The Attorney General states in his petition that he does not know and cannot aver the amount of money involved in any single transaction, nor can he supply the names of any trust or party involved in any particular transaction nor the pertinent dates relating to any such transaction, nor the names of the alleged creditors, but nevertheless avers that the funds which are escheatable from countless transactions amount (as above mentioned) to $4,693,797.26. He deduces this amount by deducting the total amount of interest paid by each bank on uninvested funds from the bank’s total earnings on such deposits for the period covering approximately 30 years and claims that the difference was payable to each rightful owner and consequently was recoverable under this proceeding. Banks earn interest or profits by using the so-called uninvested funds in loans to bank customers and by investing these so-called uninvested funds in securities. The banks have always claimed that these profits or so-called excess interest belonged to them and they have never been held by any appellate Court in Pennsylvania to be escheatable. Nevertheless, the Attorney General, we repeat, contends that they were escheatable for the period from 1900 to 1933 and consequently could be recovered in the present action. The Attorney General therefore further petitioned and prayed for a discovery and an accounting by Pennsylvania as to all these innumerable transactions and an order directing Pennsylvania to pay into the State treasury this escheatable property and any additional escheatable funds that such accounting and discovery may disclose, plus interest and penalties.

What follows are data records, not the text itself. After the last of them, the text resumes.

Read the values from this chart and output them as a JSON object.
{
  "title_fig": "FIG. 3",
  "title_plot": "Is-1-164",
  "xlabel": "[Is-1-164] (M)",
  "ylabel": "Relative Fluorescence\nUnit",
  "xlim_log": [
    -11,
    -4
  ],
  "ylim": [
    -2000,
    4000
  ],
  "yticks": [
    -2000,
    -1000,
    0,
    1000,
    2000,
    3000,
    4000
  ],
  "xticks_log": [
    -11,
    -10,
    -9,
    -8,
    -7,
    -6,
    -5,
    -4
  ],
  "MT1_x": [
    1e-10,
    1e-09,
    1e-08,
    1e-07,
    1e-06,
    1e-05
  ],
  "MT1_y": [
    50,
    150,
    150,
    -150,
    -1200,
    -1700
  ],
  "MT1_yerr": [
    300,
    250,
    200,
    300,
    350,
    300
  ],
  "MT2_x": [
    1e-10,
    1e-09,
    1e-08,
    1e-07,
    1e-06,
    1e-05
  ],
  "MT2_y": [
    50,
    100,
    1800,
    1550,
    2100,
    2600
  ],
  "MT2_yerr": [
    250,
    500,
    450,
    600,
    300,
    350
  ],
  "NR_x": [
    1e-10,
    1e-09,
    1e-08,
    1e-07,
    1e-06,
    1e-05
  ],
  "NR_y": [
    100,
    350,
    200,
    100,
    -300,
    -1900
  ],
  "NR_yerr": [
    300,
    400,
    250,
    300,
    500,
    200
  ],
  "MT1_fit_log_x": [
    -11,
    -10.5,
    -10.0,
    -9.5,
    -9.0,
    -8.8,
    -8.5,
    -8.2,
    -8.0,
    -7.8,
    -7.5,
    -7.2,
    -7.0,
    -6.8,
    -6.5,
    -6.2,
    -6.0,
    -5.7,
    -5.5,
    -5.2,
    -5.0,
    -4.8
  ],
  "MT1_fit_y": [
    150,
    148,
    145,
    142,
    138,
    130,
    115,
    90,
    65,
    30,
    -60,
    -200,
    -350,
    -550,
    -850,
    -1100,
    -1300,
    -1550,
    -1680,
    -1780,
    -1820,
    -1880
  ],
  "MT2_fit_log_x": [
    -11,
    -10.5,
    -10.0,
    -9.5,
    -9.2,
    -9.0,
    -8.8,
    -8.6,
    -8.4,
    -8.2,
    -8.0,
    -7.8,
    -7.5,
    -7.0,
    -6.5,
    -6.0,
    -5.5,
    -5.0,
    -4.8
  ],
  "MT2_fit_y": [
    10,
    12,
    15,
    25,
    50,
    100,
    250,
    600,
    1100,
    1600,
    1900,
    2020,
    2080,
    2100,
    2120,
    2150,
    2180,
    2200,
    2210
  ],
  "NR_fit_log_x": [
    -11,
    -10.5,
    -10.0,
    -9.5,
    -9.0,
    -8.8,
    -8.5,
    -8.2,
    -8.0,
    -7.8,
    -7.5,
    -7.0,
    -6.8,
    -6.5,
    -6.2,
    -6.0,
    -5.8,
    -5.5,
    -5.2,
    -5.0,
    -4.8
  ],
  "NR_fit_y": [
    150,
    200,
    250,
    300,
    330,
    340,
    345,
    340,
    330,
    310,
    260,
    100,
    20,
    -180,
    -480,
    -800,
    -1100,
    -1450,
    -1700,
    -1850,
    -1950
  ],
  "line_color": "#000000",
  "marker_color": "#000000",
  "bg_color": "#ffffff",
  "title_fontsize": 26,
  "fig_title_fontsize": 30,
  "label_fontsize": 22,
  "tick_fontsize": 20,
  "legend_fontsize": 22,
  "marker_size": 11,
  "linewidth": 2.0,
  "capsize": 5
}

[126]*126The Court below determined that the petition of the Attorney General did not state a cause of action and for this reason dismissed it.

In considering appellant’s petition in the light of appellee’s preliminary objections, we apply, as did the Court below, the well established rule that preliminary objections (or pleadings in the nature thereof) admit as true all facts which are well and clearly pleaded, but not the pleader’s conclusions or averments of law: Bogash v. Elkins, 405 Pa. 437, 176 A. 2d 677; Ross v. Metropolitan Life Ins. Co., 403 Pa. 135, 169 A. 2d 74; Dumont Television & Radio Corp. v. Franklin Electric Co., 397 Pa. 274, 154 A. 2d 585; Erie v. Gulf Oil Corporation, 395 Pa. 383, 150 A. 2d 351; Silver v. Korr, 392 Pa. 26, 139 A. 2d 552.